BWW Review: IT HAPPENED IN KEY WEST, Charing Cross Theatre

BWW Review: IT HAPPENED IN KEY WEST, Charing Cross TheatreIt Happened In Key West, says the playbill, and there are times when you need to remember the title of this new musical, because - hard though it is to believe - it really did happen in Key West.

Washed up after a shipwreck on an island off the coast of Florida (1930s Florida, with no condo in sight) ageing German "Count" Carl von Cosel gets a gig in the local hospital by dint of his many "degrees" from the University of Leipzig, and uses a mix of charm and money to find a place in the largely Cuban immigrant community.

BWW Review: IT HAPPENED IN KEY WEST, Charing Cross TheatreThe persona adopted by the mysterious Count has its roots in Albert Einstein, in Wilhelm Reich, in the Gothic trope of the unhinged Teutonic professor. That he fits into that stereotype goes part of the way to his getting a free pass on some quack medicine - and a lot more.

Following a prophecy from a bonkers aunt, the Count believes he has found the woman for whom he is destined in beautiful, naive, doomed Elena Hoyos and, despite the fact that she is married and young enough to be his granddaughter, an unlikely romance blossoms, curdling into obsession when Elena dies of tuberculosis.
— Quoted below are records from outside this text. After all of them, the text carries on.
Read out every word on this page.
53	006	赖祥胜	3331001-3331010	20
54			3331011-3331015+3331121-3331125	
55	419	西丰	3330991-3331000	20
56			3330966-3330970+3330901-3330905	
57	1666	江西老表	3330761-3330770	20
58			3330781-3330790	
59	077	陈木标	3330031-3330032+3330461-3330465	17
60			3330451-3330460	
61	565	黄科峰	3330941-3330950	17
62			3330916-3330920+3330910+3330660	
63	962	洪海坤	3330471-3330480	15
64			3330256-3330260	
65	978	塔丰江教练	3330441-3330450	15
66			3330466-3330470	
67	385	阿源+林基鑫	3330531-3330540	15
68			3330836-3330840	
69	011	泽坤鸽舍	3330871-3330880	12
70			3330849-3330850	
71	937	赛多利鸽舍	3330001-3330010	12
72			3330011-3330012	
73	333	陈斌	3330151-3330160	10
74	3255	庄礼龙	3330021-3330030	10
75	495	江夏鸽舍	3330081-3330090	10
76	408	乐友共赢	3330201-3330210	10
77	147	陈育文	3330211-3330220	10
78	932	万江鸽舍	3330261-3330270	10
Having visited her mausoleum for two years, the Count spirits the corpse away and, using ointments, plaster of Paris and piano wire, reconstructs his now proclaimed bride and lives with the cadaver for seven years before being discovered and charged with criminal offences.
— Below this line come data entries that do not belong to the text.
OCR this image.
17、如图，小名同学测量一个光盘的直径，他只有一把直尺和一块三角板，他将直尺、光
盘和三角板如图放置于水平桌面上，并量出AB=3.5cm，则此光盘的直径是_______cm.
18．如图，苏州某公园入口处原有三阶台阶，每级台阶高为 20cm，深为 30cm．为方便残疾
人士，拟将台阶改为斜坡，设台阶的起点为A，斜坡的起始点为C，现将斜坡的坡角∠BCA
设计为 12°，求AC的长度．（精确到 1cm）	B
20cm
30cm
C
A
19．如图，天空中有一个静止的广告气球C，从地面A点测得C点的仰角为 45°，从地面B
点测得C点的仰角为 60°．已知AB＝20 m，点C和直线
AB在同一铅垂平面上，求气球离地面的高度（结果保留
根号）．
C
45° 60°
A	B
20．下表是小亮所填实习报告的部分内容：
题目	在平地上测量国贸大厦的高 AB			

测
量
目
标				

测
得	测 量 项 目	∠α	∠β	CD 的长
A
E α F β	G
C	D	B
He was found guilty, but discharged from custody and subsequently found much sympathy in the community - incredible as it sounds now. But death was seen differently in those days, as this passage concerning the Burden Park (Bolton) disaster of 1946 that claimed the lives of 33 people proves.

That said, if the gross-out tone of Weekend at Bernies is largely eschewed by writers Jill Santoriello, Jason Huza and Jeremiah James, it's not clear what tone they actually adopt. There's slapstick in an arm flying off the corpse and across the stage, pathos in the big Lloyd Webber-ish "Undying Love" number, apologist justification in "If You've Never Felt This Way", and philosophising in a speech by the Count's loyal friend Mario about how grief finds many forms. The book is as unsettled as poor Elena's corpse.
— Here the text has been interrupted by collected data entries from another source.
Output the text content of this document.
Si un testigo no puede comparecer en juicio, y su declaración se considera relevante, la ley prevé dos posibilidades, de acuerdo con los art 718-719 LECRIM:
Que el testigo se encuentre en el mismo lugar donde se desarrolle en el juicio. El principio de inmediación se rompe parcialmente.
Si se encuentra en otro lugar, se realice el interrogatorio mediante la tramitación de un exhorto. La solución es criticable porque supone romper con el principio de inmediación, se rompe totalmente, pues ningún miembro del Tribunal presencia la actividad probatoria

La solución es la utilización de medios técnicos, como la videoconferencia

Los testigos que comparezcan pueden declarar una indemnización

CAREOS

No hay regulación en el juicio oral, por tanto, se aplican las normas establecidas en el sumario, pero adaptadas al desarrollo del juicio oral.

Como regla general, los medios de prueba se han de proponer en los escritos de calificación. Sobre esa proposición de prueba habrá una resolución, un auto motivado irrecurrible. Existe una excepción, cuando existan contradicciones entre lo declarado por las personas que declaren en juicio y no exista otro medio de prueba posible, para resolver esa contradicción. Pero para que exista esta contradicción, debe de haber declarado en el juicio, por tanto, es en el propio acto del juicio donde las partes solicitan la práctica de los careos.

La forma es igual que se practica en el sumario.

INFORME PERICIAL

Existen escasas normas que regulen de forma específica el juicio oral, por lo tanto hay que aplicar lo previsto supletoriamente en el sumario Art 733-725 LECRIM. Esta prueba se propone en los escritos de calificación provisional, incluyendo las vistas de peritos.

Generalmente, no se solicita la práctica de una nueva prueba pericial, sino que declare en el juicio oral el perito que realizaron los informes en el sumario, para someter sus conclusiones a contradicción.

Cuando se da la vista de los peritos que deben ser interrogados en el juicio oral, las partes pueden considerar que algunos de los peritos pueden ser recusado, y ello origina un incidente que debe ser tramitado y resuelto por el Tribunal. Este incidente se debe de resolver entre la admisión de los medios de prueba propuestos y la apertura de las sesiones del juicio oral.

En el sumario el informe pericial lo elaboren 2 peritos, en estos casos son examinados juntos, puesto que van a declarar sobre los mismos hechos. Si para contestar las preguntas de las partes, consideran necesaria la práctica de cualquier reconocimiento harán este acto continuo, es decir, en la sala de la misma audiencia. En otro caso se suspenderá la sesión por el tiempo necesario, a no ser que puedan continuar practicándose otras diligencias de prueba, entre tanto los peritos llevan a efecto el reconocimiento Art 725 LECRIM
Wade McCollum brings plenty of star quality and singing chops to the role of the Count (although he clearly isn't sure how broadly to play the comic element of this self-described "new romantic musical comedy"), and Alyssa Martyn looks great and sings beautifully (when both alive and dead) as his love - but she can hardly do any acting, so underwritten is the role.

The principals get committed support from the ensemble, in which Sophia Lewis and Hannah McIver stand out as Elena's money-obsessed sisters. The band are excellent too, although it's a little disorienting for both instruments and voices to be amplified, giving the impression that everyone is throwing their voices halfway up the stalls. That mic-ing up detracts from some fine melodies and clever lyrics.

In the programme, it's claimed that the show is the product of seven years of hard work - strange, then, that director Marc Robin is so unclear about how he wants to tell this macabre but compelling story. Is it a Ripley's Believe It Or Not tale? Is it a freak show that might find a home on the Jeremy Kyle Show these days? Is it a social commentary on remote communities' susceptibility to the seductive qualities of sophisticated outsiders? Is it funny ha-ha or funny peculiar?

While we're perfectly capable of forming our own conclusions, it'd be nice to think that the writers and director had formed theirs first.

It Happened In Key West continues at the Charing Cross Theatre until 18 August.